Tip: Use with the "-t" flag to produce detailed CSV files containing all the connections, servers and services. This creates a complete picture of the entire traffic (not just the top traffic).
Example:
-
Navigate mode
# ./cpmonitor -n <name_of_traffic_capture_file>
Creates a report for the first second of the traffic capture file, allows navigation across the file, and increases the window size to cover more than one second.
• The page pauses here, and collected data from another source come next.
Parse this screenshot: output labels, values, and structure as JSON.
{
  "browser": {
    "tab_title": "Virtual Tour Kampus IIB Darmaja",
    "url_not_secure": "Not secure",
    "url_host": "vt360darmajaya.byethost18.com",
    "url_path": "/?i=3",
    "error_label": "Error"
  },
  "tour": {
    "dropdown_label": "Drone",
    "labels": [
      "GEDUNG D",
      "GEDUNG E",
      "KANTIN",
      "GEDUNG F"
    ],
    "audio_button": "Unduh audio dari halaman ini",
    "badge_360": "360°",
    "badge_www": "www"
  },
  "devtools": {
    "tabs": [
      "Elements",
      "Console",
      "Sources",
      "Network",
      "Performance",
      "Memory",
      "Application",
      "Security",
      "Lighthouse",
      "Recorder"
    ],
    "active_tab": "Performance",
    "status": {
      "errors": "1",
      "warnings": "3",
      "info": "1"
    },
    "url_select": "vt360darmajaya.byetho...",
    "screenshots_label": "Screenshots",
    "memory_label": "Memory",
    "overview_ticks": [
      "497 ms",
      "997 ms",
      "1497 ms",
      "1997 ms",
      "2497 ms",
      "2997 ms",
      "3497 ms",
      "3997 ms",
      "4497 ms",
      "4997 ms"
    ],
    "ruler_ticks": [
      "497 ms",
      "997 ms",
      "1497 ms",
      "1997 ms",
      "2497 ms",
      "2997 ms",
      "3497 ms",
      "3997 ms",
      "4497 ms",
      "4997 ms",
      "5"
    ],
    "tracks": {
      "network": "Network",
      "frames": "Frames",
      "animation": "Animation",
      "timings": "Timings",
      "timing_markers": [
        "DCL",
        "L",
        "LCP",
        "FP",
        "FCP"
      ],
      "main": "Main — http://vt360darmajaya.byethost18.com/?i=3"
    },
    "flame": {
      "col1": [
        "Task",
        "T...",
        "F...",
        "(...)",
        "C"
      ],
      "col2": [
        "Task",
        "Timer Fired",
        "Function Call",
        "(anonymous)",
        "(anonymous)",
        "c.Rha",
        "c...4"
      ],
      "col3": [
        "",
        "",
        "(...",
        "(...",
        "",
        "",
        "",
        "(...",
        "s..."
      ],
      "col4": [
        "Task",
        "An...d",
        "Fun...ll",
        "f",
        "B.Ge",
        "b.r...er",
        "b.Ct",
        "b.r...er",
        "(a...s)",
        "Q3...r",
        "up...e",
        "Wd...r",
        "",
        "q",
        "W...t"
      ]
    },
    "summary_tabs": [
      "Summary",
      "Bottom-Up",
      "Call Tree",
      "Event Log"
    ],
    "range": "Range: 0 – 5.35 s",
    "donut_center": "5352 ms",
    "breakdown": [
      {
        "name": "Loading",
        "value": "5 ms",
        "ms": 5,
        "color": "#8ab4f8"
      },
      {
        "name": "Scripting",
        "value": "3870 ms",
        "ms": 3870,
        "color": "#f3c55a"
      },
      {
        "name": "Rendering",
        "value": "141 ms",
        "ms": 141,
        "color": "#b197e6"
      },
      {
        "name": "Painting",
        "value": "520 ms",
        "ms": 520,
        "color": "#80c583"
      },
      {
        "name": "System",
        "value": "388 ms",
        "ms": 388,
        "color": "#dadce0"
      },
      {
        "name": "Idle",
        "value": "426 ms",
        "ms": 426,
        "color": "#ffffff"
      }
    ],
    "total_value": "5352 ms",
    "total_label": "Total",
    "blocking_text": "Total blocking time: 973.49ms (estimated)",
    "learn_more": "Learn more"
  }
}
This mode allows better understanding of traffic bursts and peaks, which may have occurred during the capture.
Tip: Press "h" for available options when running in navigation mode.
Example:
(5) Compilation
The source code for the CPMonitor tool is available at Check Point's Bitbucket Open Source repository.
If the downloaded tool (compiled by Check Point) does not run on your Linux OS (or runs with errors), download the source code and compile it on the involved Linux 32-Bit machine.
CPMonitor should be compiled on a Linux machine.
CPMonitor needs to be compiled with glib-2.0.
Instructions:
-
Run make.
-
The cpmonitor binary file will be created in the main directory.
Troubleshooting compilation issues:
| 1 |
Error |
"fatal error: glib.h: No such file or directory" |
| Cause |
glib is missing |
| Solution |
Install glib on the machine:
# sudo apt-get install libglib2.0-dev |
| 2 |
Error |
"fatal error: pcap.h: No such file or directory" |
| Cause |
libpcap is missing |
| Solution |
Install libpcap 0.9.4 on the machine:
-
Download libpcap-0.9.4 package:
-
Extract the package:
# cd /var/tmp/libpcap
# tar -zxvf libpcap-0.9.4.tar.gz
-
Prepare and install the package:
# ./configure
# make
# make install
-
Copy the documentation:
# install -v -m755 -d /usr/share/doc/libpcap-0.9.4
# install -v -m644 doc/*{html,txt} /usr/share/doc/libpcap-0.9.4
-
Verify that libpcap files were installed / copied:
# find / -name *libpcap* -type f
|
(6) Known limitations
-
When traffic is captured on a machine with complex NIC topology using the syntax "tcpdump -i any",
the capture file will hold multiple entries for each packet (an entry for each interface in the packet's path).
CPMonitor does not currently support identifying multiple entries of the same packet.
Analyzing such a capture file using CPMonitor might result in incorrect statistics.
This issue can be resolved by using multiple captures for individual interfaces using the syntax "tcpdump -i <name_of_relevant_interface>".